Exercise 2-9. In a two's complement number system, x &= (x-1) deletes the rightmost 1-bit in x.
Explain why. Use this observation to write a faster version of bitcount.
The bitcount function mentioned by the exercise is this:
/* bitcount: count 1 bits in x */
int bitcount(unsigned x) {
int b;
for (b = 0; x != 0; x >>= 1)
if (x & 01)
b++;
return b;
}
I kind of got why this happens intuitively but I couldn't find a more rigorous answer, here's the answer I came up with anyways: the reason behind this I guess is because when we subtract one we change the position of the rightmost bit therefore when we bitwise AND x with x-1 the rightmost 1 disappears because the rightmost 1 in x changed its position in x - 1 because of substracting one for example if x = 1010 then x-1 = 1001 and when we bitwise AND them we get 1000 so the rightmost 1 in x disappeared
And here's my implementation of this idea to write a shorter version of bitcount:
#include <stdio.h>
int bitcount(unsigned x);
int main() {
int x, onebits;
printf("Enter an integer: ");
scanf("%d", &x);
onebits = bitcount(x);
printf("This integer contains %d one bits.", onebits);
return 0;
}
int bitcount(unsigned x) {
int b;
for (b = 0; x != 0; x &= (x - 1))
++b;
return b;
}
Can anyone correct me if I made any mistakes or provide a more rigorous answer than mine? Thanks! :)

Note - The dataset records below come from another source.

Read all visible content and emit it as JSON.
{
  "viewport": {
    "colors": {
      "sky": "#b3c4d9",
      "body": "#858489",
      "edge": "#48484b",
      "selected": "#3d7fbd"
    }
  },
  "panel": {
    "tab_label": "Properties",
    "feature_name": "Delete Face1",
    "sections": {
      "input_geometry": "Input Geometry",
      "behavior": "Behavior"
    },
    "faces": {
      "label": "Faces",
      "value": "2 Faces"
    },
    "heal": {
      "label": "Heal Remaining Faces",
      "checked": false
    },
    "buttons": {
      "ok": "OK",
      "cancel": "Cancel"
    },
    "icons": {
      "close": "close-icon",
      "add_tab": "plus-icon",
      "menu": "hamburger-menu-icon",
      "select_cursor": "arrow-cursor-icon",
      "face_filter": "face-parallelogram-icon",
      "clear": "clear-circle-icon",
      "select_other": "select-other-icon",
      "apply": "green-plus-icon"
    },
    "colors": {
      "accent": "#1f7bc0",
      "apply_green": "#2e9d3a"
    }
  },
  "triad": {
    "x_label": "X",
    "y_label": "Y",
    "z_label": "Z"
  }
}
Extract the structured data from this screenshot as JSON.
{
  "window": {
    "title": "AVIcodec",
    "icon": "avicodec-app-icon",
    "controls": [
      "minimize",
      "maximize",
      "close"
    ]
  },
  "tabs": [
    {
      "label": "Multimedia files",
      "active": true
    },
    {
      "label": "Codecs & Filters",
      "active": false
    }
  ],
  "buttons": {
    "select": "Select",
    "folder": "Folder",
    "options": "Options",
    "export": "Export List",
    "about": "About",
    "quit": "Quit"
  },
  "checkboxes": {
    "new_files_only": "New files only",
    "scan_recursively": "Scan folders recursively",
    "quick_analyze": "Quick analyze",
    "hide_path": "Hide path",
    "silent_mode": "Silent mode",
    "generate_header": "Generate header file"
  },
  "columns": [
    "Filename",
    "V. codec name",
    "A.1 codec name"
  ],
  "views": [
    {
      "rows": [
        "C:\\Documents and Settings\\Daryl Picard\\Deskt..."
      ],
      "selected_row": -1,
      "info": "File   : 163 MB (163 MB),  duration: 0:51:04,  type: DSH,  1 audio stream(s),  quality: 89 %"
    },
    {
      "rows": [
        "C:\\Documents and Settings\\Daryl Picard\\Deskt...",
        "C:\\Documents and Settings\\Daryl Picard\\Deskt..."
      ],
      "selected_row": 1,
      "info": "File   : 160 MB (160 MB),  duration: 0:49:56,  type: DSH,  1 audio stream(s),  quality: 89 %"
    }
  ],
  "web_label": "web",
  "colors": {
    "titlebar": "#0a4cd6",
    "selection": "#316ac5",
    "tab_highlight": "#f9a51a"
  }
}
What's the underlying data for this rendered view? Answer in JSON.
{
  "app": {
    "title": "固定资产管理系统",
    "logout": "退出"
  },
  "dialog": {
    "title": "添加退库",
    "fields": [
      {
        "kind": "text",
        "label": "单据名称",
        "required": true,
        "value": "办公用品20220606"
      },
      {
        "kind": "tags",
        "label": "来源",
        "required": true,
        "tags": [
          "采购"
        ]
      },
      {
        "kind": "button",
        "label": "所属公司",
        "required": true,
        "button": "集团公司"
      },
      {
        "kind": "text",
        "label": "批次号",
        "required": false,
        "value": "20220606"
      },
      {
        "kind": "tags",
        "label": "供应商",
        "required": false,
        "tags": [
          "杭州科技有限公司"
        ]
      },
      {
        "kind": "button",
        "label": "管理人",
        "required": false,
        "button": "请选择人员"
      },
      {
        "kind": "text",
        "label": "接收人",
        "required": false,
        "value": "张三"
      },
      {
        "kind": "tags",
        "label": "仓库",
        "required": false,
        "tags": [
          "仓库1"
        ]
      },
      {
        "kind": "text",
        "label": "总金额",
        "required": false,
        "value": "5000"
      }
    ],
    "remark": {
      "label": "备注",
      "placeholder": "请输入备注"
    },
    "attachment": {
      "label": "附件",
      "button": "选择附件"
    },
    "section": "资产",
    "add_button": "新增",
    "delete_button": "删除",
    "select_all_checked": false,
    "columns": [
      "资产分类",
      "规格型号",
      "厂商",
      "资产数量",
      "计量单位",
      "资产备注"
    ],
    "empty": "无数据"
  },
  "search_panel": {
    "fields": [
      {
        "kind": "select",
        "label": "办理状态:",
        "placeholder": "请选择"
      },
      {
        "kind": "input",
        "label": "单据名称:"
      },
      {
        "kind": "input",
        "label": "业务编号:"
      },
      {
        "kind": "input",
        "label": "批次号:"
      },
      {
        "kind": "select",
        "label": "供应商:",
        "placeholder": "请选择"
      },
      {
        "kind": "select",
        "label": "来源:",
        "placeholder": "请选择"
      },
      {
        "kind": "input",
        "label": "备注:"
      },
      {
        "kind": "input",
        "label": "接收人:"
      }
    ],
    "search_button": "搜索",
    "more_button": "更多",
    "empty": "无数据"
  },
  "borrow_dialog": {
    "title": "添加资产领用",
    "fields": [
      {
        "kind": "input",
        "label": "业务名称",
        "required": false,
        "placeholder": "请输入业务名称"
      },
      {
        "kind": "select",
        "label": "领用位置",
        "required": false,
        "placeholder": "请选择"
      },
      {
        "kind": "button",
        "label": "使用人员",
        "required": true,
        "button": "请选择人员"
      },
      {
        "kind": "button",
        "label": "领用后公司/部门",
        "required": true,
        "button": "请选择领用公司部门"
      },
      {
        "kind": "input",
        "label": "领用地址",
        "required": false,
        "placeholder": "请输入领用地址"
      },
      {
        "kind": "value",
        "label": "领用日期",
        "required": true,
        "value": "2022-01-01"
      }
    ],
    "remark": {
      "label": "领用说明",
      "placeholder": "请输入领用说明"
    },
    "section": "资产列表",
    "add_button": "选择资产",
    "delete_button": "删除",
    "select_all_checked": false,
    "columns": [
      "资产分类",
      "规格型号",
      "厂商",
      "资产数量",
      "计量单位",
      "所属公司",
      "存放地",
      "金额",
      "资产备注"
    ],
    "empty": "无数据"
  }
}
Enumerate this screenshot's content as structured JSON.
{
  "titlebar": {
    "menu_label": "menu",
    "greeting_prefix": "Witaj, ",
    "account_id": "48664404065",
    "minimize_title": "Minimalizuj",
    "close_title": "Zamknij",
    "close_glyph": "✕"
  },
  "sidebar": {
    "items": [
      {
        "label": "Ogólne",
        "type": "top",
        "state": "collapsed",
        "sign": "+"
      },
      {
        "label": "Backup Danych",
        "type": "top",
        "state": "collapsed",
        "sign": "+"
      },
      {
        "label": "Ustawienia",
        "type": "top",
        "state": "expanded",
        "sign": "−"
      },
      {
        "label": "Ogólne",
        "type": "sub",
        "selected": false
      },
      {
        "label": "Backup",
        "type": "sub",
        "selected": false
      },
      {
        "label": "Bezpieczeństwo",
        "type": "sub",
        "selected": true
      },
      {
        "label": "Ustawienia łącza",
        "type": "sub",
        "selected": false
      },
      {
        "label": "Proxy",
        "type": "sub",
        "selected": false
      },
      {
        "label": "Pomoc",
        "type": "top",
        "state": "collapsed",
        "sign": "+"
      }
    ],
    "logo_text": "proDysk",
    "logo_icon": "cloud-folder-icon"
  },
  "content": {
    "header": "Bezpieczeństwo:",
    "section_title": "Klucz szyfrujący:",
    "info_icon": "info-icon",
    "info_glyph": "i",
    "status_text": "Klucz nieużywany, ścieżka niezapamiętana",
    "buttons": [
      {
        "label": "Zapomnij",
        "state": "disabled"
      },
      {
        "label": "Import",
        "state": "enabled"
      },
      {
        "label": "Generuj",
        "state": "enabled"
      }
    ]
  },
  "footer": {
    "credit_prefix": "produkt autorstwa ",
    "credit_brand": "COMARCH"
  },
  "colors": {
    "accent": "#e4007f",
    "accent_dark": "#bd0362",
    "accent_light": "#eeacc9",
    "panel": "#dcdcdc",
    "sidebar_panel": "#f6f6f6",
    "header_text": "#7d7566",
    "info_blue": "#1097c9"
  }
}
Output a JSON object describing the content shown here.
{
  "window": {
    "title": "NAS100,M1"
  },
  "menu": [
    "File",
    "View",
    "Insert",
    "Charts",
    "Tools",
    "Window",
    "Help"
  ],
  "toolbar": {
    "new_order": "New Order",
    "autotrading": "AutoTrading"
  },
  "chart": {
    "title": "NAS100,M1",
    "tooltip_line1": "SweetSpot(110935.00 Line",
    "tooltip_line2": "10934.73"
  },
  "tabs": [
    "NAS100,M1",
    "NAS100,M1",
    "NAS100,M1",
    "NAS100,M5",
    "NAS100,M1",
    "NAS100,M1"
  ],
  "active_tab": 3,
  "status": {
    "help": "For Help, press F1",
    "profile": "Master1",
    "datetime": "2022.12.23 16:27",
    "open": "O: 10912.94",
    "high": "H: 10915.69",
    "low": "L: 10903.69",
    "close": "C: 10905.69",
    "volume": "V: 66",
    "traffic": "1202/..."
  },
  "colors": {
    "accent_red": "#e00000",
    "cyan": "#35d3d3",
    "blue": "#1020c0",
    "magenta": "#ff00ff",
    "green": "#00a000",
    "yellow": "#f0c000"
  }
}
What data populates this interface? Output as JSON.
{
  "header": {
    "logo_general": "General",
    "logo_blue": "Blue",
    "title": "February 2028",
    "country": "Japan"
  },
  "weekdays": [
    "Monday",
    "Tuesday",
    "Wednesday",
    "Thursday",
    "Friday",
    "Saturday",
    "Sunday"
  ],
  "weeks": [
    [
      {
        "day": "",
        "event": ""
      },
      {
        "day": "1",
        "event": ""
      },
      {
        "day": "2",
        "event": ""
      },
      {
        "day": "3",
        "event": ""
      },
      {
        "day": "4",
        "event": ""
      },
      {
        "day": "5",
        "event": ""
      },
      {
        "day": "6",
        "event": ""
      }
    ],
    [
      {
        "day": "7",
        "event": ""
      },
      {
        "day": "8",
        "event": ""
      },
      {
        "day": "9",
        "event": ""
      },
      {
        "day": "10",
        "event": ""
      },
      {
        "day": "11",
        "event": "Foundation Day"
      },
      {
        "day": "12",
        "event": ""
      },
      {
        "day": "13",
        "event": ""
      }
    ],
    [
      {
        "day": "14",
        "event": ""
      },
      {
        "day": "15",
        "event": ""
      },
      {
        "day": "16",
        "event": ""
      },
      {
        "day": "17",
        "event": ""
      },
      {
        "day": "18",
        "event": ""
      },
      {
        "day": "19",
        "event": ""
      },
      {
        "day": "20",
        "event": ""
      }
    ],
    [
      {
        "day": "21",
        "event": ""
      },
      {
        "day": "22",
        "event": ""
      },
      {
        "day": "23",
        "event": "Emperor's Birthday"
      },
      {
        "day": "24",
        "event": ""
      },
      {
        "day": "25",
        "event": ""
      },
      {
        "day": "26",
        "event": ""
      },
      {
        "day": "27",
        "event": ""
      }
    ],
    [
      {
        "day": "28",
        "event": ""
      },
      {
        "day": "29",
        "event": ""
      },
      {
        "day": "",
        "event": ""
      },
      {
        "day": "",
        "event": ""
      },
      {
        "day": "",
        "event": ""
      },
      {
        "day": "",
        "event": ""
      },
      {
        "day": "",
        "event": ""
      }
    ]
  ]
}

This exercise is from the famous book The C Programming Language by Ritchie and Kerninghan
Your code is fine, but the explanation of why the operation works is not very rigorous.
A binary number can end with either 0 or 1.
If it ends with 1, subtracting 1 simply changes that to a 0. When you AND this with the original number, all the other bits stay the same, and 1 & 0 becomes 0. Since the last 1 bit was also the last bit, this removes the last 1 bit.
If it ends with 0, subtracting 1 has to "borrow" from the next higher bit. If that bit is also 0, it borrow from the next bit, and so on. All the low-order 0 bits get flipped to 1, and when the borrowing ends the 1 bit is flipped to 0. So if you start with 111000, the borrowing and flipping results in 110111. As you can see, all the low-order 0 bits turn to 1, and the lowest 1 bit turns to 0. When you AND these, the bits higher than the series of flipping and borrowing stay the same, while the lower bits all cancel out to 0. The final result is that the lowest 1 bit is converted to 0.